3. 今の高齢世代における「厚生年金+国民年金」の実際の受給状況

前章では「平均年収450万円・勤続40年」というモデルに沿って、将来受給できる年金の月額目安を算出しました。

それでは、現在実際に年金をもらっている先輩世代の受給水準はどれくらいなのでしょうか。

厚生労働省年金局がまとめた最新の「令和6年度 厚生年金保険・国民年金事業の概況」のデータから、国民年金と厚生年金を同時に受給している人の内訳を見てみましょう。

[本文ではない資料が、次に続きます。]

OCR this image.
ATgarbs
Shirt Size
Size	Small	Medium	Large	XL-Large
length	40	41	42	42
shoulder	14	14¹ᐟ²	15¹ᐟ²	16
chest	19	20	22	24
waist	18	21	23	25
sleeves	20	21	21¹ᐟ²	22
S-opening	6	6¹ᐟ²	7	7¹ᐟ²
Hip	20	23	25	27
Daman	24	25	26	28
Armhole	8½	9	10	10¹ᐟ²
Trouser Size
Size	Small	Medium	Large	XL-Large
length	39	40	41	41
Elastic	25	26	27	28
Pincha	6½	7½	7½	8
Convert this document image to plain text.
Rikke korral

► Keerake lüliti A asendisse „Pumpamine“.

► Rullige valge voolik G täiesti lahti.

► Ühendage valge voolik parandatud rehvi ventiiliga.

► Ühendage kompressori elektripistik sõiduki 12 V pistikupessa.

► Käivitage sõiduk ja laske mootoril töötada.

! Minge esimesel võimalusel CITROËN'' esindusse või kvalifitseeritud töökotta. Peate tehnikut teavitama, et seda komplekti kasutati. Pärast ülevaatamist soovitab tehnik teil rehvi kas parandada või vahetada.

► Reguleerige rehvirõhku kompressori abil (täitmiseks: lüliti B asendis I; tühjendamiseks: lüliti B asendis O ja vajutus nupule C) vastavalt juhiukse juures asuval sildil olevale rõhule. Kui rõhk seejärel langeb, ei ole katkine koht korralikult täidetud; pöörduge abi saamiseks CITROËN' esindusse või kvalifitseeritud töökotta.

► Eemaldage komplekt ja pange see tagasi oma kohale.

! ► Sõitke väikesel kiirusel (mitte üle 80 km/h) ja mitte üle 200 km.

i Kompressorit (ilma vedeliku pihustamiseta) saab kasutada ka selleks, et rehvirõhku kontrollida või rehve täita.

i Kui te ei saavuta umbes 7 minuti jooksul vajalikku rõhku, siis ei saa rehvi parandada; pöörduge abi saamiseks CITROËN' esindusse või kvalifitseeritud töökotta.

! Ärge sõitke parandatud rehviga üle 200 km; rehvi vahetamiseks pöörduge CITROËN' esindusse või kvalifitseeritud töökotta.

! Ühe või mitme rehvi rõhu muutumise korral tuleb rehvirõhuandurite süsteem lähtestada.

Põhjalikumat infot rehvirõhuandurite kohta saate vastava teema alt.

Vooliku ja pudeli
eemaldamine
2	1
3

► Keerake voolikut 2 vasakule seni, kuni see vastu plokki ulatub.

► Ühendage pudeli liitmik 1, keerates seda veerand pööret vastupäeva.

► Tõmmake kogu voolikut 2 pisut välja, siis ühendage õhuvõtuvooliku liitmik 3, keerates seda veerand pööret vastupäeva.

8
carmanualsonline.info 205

  • 月額10万円未満の受給者:全体の約19.0%
  • 月額15万円未満の受給者:全体の約50.2%
  • 月額15万円以上の受給者:全体の約49.8%
  • 月額20万円未満の受給者:全体の約81.2%
  • 月額20万円以上の受給者:全体の約18.8%

基礎年金と厚生年金の両方を受け取っている受給者のうち、受給額が月額15万円未満にとどまっている層は全体の約50.2%と、ちょうど半数程度の割合を占めていることがわかります。

今回の試算結果である「月額約15.3万円」という水準は、現在のシニア世代における受給額の分布データに照らし合わせると、まさに平均的なボリュームゾーンの境界付近に位置していることが窺えます。

ただし、ここで提示している金額はあくまで「額面(総支給額)」であり、この額がそのまま口座に振り込まれるわけではない点には留意しておかなければなりません。